Available in four iterations, the 2010 Suzuki Grand Vitara Limited V6 AWD version tested here is about as tarted-up as they get. With an as-tested pricetag of $28,448, including destination, it requires very few options to make it complete. The items added by Suzuki are all-season cargo mats and netting $130, floor mats for $125, premium quicksilver metallic paint for $130 and Bluetooth with text message display for $269.
What does one get for that kind of money? A heck of a lot of value. Suzuki includes a touch-screen Garmin navigation system on the Limited Grand Vitara model that features MSN direct services including real-time traffic, low price gas finder, news, weather, stocks and airline arrival/departure information.
There is a black leather-appointed interior in the Grand Vitara with heated front seats, a power tilt/slide sunroof, automatic air conditioning with micro filtration, proximity key, one-touch down (for driver) power windows, power locks and heated mirrors, an XM-ready CD-based 7-speaker audio system with MP3 and auxiliary jacks, as well as a multi-function, three-spoke leather-wrapped steering wheel with audio controls to the left and cruise control on the right.

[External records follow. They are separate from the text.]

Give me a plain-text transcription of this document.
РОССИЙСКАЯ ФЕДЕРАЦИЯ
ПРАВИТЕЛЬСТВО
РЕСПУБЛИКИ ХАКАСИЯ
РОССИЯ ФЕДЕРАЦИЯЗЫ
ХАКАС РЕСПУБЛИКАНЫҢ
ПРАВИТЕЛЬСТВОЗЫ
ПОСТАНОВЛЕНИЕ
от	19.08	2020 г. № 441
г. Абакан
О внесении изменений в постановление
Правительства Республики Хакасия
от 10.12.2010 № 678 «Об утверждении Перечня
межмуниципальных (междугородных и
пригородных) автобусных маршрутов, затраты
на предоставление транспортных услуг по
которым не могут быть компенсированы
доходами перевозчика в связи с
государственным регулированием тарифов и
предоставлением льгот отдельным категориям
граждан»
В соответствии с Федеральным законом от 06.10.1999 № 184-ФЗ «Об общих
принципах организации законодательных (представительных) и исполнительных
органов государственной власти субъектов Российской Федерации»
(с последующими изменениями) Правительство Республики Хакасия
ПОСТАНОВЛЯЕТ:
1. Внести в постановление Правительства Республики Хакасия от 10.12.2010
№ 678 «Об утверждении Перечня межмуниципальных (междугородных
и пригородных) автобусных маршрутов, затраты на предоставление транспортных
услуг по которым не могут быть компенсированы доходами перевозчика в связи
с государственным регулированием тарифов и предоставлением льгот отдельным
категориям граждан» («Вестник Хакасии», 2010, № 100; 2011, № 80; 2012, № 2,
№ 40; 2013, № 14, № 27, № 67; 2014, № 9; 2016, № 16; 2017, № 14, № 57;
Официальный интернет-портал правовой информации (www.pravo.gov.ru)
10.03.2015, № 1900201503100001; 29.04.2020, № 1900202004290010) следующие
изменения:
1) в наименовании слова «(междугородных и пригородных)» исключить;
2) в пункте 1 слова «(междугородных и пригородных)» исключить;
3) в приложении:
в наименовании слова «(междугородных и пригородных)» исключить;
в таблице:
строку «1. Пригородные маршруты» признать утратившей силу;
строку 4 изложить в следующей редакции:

This particular Grand Vitara has the 230 horsepower 3.2-liter V6 engine that makes a peak 213 pound-feet of torque. It’s mated to a five-speed automatic transmission with good gear spacing. With its 6,500 rpm redline, the Suzuki turns a relatively 2,200 at 70 mph, keeping noise inside the cabin to a minimum. Suzuki fits hill hold and descent controls and four-wheel independent suspension to this machine with unibody construction and an integrated ladder frame.
The Grand Vitara Limited is 177.1 inches long, 71.3 inches wide and stands 66.7 inches tall. It rides on a relatively long 103.9 inch wheelbase and weighs 3,876 pounds, not bad for an all-wheel drive machine. The quadruple range four-wheel drive system on this machine has controls on the central stack that are easy to access. This compact SUV tows 3,000 pounds and its turning circle is a relatively svelte 38 feet.
Inside, the seats are manual and the driver has height adjustment. The stark black interior is businesslike in its monochromatic look and is broken up by matte silver and marble-like accents about the cabin. Instrumentation is black with white numbers and red pointers. There are both fuel and temperature gauges, all of which are well hooded and easy to see.
The standard navigation system rests in its own covered pod atop the central stack and is activated by pressing a button and answering the questions: where do you want to go [or] look at the map? It is integrated with the audio system that mutes when a turn needs to be made.
There are convenient wheeled knobs to activate the heating, air conditioning and ventilation systems and a bit of unexpected marbled plastic accentuates the bottom of the stack before one gets to the (covered) dual 12 volt plugs and seat heater controls.
Because this is an all-wheel drive vehicle, mileage is nowhere close to spectacular, coming in at a rated 17/23 mpg city/highway from the17.4-gallon tank. The trip computer--located at the base of the speedometer--told me I was getting somewhere around 19 mpg with combined travel on a vehicle that had just over 8,300 broken-in miles at pick-up.